My father respected understanding and education, enjoyed words for their own sake, disliked pretentiousness, and had a low opinion of humankind. Mencken spoke to him on all these points. So far, so shared:  what my father found funny in Mencken I usually find funny as well.

But as I read on in Happy Days, Mencken’s tart zingers seemed more often to turn vinegary and sometimes just sour. And this discovery had as much to do with the world Mencken described as with his descriptions of it, as if the world itself was structured by jeering, by the violence of laughter.

And it’s often racial laughter, racist laughter, accents from the minstrel show. Towards the end of the book, Mencken turns away from his own life and that of his family to describe some of the notable figures he remembers from the “alley” behind his house, the black neighborhood with no running water or gas.

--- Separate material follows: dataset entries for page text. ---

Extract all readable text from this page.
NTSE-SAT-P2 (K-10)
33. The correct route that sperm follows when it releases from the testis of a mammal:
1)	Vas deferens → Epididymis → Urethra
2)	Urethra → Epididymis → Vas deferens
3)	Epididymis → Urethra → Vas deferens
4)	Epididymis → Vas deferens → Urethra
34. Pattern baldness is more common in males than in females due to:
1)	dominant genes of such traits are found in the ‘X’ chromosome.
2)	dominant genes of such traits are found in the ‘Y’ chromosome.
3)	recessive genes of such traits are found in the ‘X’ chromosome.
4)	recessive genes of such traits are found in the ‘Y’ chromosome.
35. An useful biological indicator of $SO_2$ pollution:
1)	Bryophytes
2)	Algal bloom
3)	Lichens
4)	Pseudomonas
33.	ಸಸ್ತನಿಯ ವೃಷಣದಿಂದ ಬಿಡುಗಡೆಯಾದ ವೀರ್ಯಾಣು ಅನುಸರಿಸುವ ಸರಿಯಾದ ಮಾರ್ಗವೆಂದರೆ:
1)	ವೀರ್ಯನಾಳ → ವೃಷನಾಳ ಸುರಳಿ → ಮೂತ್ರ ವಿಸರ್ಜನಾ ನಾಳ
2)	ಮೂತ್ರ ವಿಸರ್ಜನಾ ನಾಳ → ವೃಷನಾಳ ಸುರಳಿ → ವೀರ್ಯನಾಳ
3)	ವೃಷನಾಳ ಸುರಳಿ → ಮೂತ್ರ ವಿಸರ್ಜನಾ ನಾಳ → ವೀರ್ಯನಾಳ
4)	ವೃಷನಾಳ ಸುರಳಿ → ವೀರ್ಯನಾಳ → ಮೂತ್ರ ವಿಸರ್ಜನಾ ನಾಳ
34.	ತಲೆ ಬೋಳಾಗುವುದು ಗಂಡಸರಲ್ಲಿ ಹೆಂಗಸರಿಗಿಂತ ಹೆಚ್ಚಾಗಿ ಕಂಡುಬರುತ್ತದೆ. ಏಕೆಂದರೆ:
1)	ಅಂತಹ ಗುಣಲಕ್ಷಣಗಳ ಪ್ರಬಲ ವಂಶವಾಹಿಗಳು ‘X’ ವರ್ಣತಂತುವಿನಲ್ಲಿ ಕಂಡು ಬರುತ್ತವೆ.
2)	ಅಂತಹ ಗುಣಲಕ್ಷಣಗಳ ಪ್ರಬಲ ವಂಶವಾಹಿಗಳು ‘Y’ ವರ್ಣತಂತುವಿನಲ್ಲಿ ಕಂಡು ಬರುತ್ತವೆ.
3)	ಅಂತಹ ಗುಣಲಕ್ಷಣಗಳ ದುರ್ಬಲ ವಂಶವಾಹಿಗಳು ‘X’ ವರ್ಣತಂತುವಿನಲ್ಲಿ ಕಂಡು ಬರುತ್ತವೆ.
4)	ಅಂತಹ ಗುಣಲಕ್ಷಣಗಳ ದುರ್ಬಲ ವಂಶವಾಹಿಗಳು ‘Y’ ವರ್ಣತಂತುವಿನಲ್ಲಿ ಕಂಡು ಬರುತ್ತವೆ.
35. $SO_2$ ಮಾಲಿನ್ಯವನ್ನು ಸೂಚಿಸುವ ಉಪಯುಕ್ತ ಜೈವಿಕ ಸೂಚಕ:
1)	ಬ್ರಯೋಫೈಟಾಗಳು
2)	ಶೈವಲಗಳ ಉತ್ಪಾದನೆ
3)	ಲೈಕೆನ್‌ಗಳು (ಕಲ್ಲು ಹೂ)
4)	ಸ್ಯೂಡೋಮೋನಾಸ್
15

These are set-pieces, and the characters “types.” He describes “Old Jim,” a “carriage-washer”: “He was coal-black and built like a battle-ship and when he got into his hip-high rubber boots and put on his long rubber apron he looked like an emperor in Hell” (173-74). The man’s son is “blown up by an explosion,” but the father takes it philosophically, considering his son “is safe from the hangman forever. He had even escaped, by the unusual manner of his death, the body-snatchers.”

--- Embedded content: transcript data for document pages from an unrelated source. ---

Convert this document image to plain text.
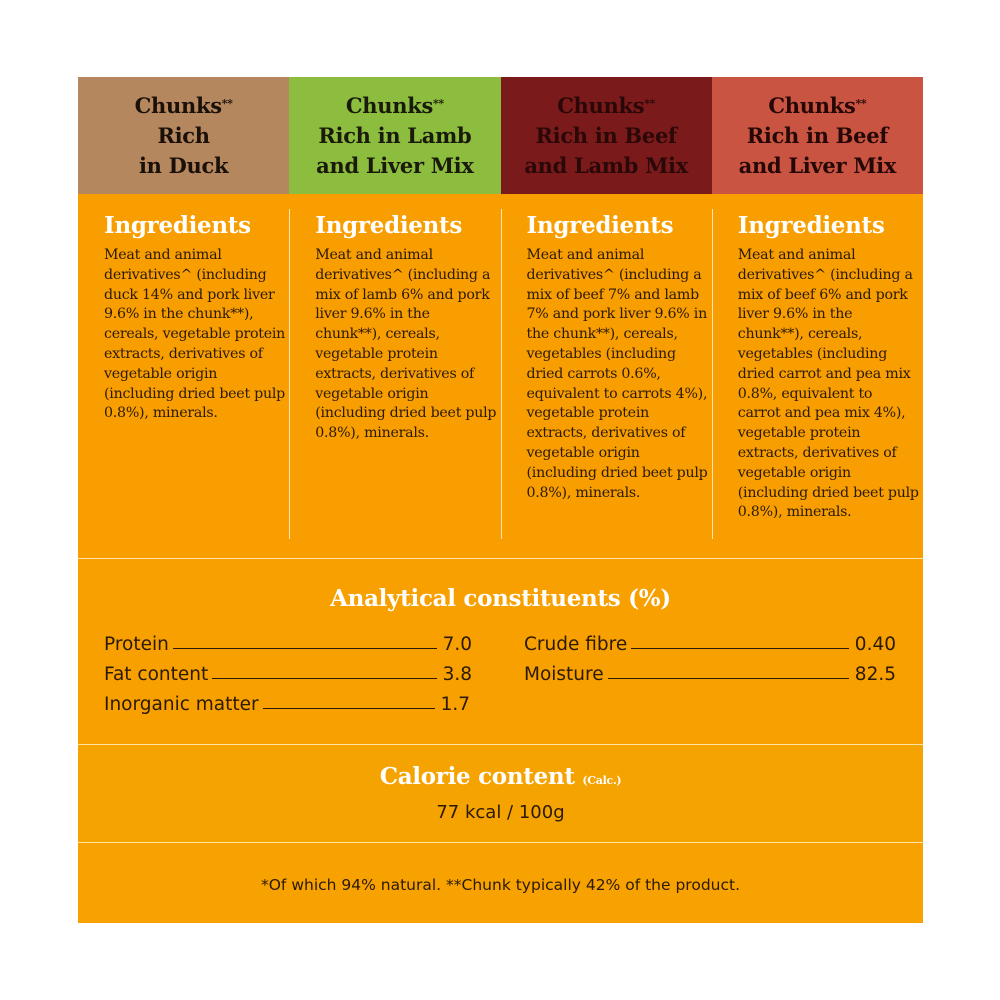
Chunks**
Rich
in Duck
Chunks**
Rich in Lamb
and Liver Mix
Chunks**
Rich in Beef
and Lamb Mix
Chunks**
Rich in Beef
and Liver Mix
Ingredients

Meat and animal derivatives^ (including duck 14% and pork liver 9.6% in the chunk**), cereals, vegetable protein extracts, derivatives of vegetable origin (including dried beet pulp 0.8%), minerals.

Ingredients

Meat and animal derivatives^ (including a mix of lamb 6% and pork liver 9.6% in the chunk**), cereals, vegetable protein extracts, derivatives of vegetable origin (including dried beet pulp 0.8%), minerals.

Ingredients

Meat and animal derivatives^ (including a mix of beef 7% and lamb 7% and pork liver 9.6% in the chunk**), cereals, vegetables (including dried carrots 0.6%, equivalent to carrots 4%), vegetable protein extracts, derivatives of vegetable origin (including dried beet pulp 0.8%), minerals.

Ingredients

Meat and animal derivatives^ (including a mix of beef 6% and pork liver 9.6% in the chunk**), cereals, vegetables (including dried carrot and pea mix 0.8%, equivalent to carrot and pea mix 4%), vegetable protein extracts, derivatives of vegetable origin (including dried beet pulp 0.8%), minerals.

Analytical constituents (%)
Protein	7.0
Fat content	3.8
Inorganic matter	1.7
Crude fibre	0.40
Moisture	82.5
Calorie content (Calc.)
77 kcal / 100g
*Of which 94% natural. **Chunk typically 42% of the product.
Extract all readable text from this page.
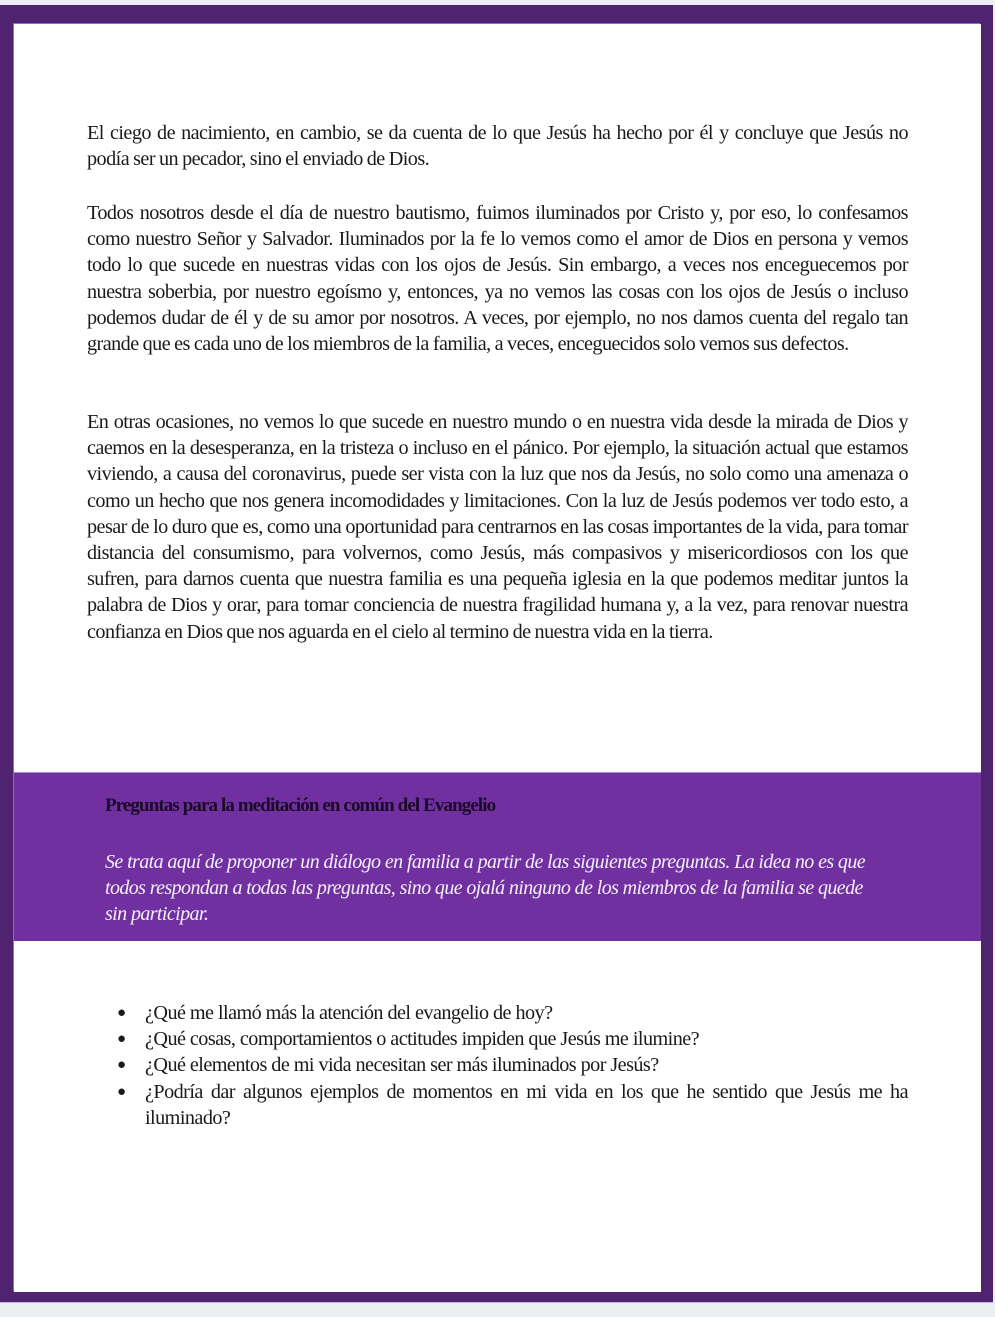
El ciego de nacimiento, en cambio, se da cuenta de lo que Jesús ha hecho por él y concluye que Jesús no podía ser un pecador, sino el enviado de Dios.

Todos nosotros desde el día de nuestro bautismo, fuimos iluminados por Cristo y, por eso, lo confesamos como nuestro Señor y Salvador. Iluminados por la fe lo vemos como el amor de Dios en persona y vemos todo lo que sucede en nuestras vidas con los ojos de Jesús. Sin embargo, a veces nos enceguecemos por nuestra soberbia, por nuestro egoísmo y, entonces, ya no vemos las cosas con los ojos de Jesús o incluso podemos dudar de él y de su amor por nosotros. A veces, por ejemplo, no nos damos cuenta del regalo tan grande que es cada uno de los miembros de la familia, a veces, enceguecidos solo vemos sus defectos.

En otras ocasiones, no vemos lo que sucede en nuestro mundo o en nuestra vida desde la mirada de Dios y caemos en la desesperanza, en la tristeza o incluso en el pánico. Por ejemplo, la situación actual que estamos viviendo, a causa del coronavirus, puede ser vista con la luz que nos da Jesús, no solo como una amenaza o como un hecho que nos genera incomodidades y limitaciones. Con la luz de Jesús podemos ver todo esto, a pesar de lo duro que es, como una oportunidad para centrarnos en las cosas importantes de la vida, para tomar distancia del consumismo, para volvernos, como Jesús, más compasivos y misericordiosos con los que sufren, para darnos cuenta que nuestra familia es una pequeña iglesia en la que podemos meditar juntos la palabra de Dios y orar, para tomar conciencia de nuestra fragilidad humana y, a la vez, para renovar nuestra confianza en Dios que nos aguarda en el cielo al termino de nuestra vida en la tierra.

Preguntas para la meditación en común del Evangelio

Se trata aquí de proponer un diálogo en familia a partir de las siguientes preguntas. La idea no es que todos respondan a todas las preguntas, sino que ojalá ninguno de los miembros de la familia se quede sin participar.

● ¿Qué me llamó más la atención del evangelio de hoy?
● ¿Qué cosas, comportamientos o actitudes impiden que Jesús me ilumine?
● ¿Qué elementos de mi vida necesitan ser más iluminados por Jesús?
● ¿Podría dar algunos ejemplos de momentos en mi vida en los que he sentido que Jesús me ha iluminado?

Body-snatching was real enough—disinterring black bodies to supply the medical schools with cadavers. “Aunt Sophie,” the subject of another character sketch, is a widely-respected elderly black lady in bombazine who attends all the funerals, but fears the body-snatchers. Finding herself followed by a white man on the street one night she wheels on him when a cop comes into view. Accused of being a body-snatcher, the young man laughs, and is joined in the merriment by the cop. Is he joined by Mencken? By my father? It’s not easy to say. The third sketch is of Wesley, “a metaphysician” whose life takes a sharp downward turn once the woman who supports him dies, and he is reduced to petty crime: “Jailed for stealing two hams and a sack of flour from a grocer’s delivery wagon, he came down with pneumonia in his damp dungeon. With the unhappy alacrity of his race, he was dead in five days, and a week later the medical students had him. I have never known a more gifted metaphysician, or one who came to a sadder end.” If the first clause in this last sentence is tongue in cheek, is the second?

Twain’s Huck Finn came out when Mencken was five and already dipping into and out of the lives of his black neighbors. His memoir has some of the same queasy combination of pathos and cruel humor as that novel. I found Happy Days hard to take in the end. Reading it did not bring me closer to my father. It made me think a lot about him, though, about what he could stomach and what he would not. And the truth is, I do not know. Instead of communion with him, reading Mencken made me feel lonely, sent me back to the realization that reading is a solitary pleasure and the loves one encounters there are ghosts and figments.